Relief printmaking, with its intrinsic, formal elements, offered an answer to Curry’s conundrum. Her search to marry the graffiti artist and the classical painter inside her brought her back to printmaking. A single block relief printing offers only two colors with which to form a composition: the color of the ink and the color of the paper, typically black and white, respectively. These simple marks produce near infinite variations of texture, form, and emotion. Curry was drawn to relief printing’s vibrant legibility. It is a medium which can be read clearly from a distance or even, as street art is often viewed, while in motion—walking, riding, biking, or driving by.
During this period of the late nineties/early naughts, something transformational was happening in her practice. Up until this point, Curry had always been aware of who or what she was referencing. In discovering portraiture and street art, she entered new territory. “The lights were out. I just had to walk,” she recalled of the time when we spoke via Skype last May. Soon, the bold, binary lines of relief printing became part and parcel of Curry’s artistic voice. This new high-contrast visual vocabulary appeared not only in her prints, but also her sculptural installation work, such as the 20-feet-tall Thalassa.
The repeatability of printmaking allowed Curry to balance her need to be ultra-precise with her desire to be highly experimental. It might take her a month or more to create a large-scale prints, with several days dedicated to the face of her subject alone. Shutting out the world and turning off her phone, Curry immersed herself entirely in her subject’s facial features, affording herself no mistakes. In printmaking she could lock in these exacting efforts, securing them in the highs and lows of the carved surface of the block. From there, she could create prints imbued with that labor’s hours, and yet she did not need to be precious with her outcomes. With prints, she had the freedom to experiment: ripping them in half, or trying different color variations. This is a process far from the meticulous rendering of her early art training and afforded her a completely different relationship to the end product.
Curry likens her process to biological evolution. The prints she makes in their many iterations are akin to hundreds of sea turtles born of one mother, each with slightly different features, or a virus cloning itself until mutation. With each printing, Curry makes small changes to the image, searching for her own survival of the fittest. The first prints from a block are straight forward, even rudimentary in comparison to their final form—which could take years to manifest. She once created a huge, round sculptural box using a print that was first pulled six years earlier. This became the arch of her relationship with each print. In this way, the image was the material in and of itself. “The material I can work with, it can deform and shift,” she says of the process. “Through this I figure out the best, most precise way to honor the forms.”
Themes of trauma and healing, both on the individual and community level, run throughout Curry’s practice. She regularly speaks publicly about her experiences growing up in a home fraught with opioid addiction and mental illness. She describes running from the resulting feelings, until discovering in her 30s that she needed to face both her fears and her subconscious. During her formative years as an artist, working on a large scale became its own form of therapy. “I had a lot of anger.
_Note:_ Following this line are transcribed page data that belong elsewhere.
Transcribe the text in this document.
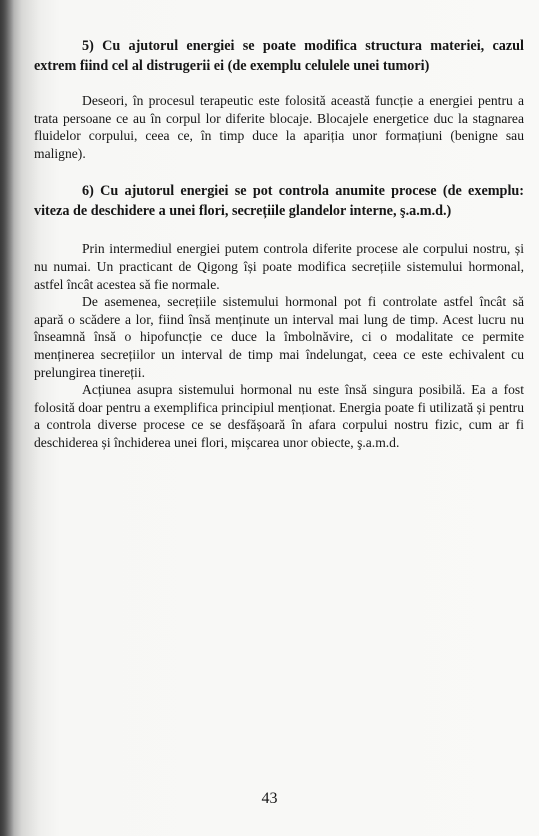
5) Cu ajutorul energiei se poate modifica structura materiei, cazul extrem fiind cel al distrugerii ei (de exemplu celulele unei tumori)

Deseori, în procesul terapeutic este folosită această funcție a energiei pentru a trata persoane ce au în corpul lor diferite blocaje. Blocajele energetice duc la stagnarea fluidelor corpului, ceea ce, în timp duce la apariția unor formațiuni (benigne sau maligne).

6) Cu ajutorul energiei se pot controla anumite procese (de exemplu: viteza de deschidere a unei flori, secrețiile glandelor interne, ş.a.m.d.)

Prin intermediul energiei putem controla diferite procese ale corpului nostru, și nu numai. Un practicant de Qigong își poate modifica secrețiile sistemului hormonal, astfel încât acestea să fie normale.

De asemenea, secrețiile sistemului hormonal pot fi controlate astfel încât să apară o scădere a lor, fiind însă menținute un interval mai lung de timp. Acest lucru nu înseamnă însă o hipofuncție ce duce la îmbolnăvire, ci o modalitate ce permite menținerea secrețiilor un interval de timp mai îndelungat, ceea ce este echivalent cu prelungirea tinereții.

Acțiunea asupra sistemului hormonal nu este însă singura posibilă. Ea a fost folosită doar pentru a exemplifica principiul menționat. Energia poate fi utilizată și pentru a controla diverse procese ce se desfășoară în afara corpului nostru fizic, cum ar fi deschiderea și închiderea unei flori, mișcarea unor obiecte, ş.a.m.d.

43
I had all these forces in me I didn’t understand,” Curry says. “Either they were going to push on me or I was going to push them out. I could take this driving force and drive it back into the block.” She created portraits of friends, vulnerable people, addicts, and, in later years, of her own mother toward the end of her life. Printmaking became an avenue not just for artistic and personal growth, but also an invitation for interpersonal connection and healing.
For now, though, Curry has put a pause on her printmaking practice to answer a different calling, one she’s felt for some time: to create animation. Having recently pasted up her last printmaking permutations, she’s now shifted her energies into time-based work and filmmaking. Yet, like all great ghosts, printmaking leaves its impression on her current practice. Portraits that first came into being through the manic carving of a young woman navigating her painful past are now brought to life on the silver screen as Curry continues to explore themes of healing and confrontation of the subconscious in this new medium. So despite the unpropitious introduction, printmaking became a powerful vehicle Curry wielded to navigate the first decades of her artistic journey and personal healing.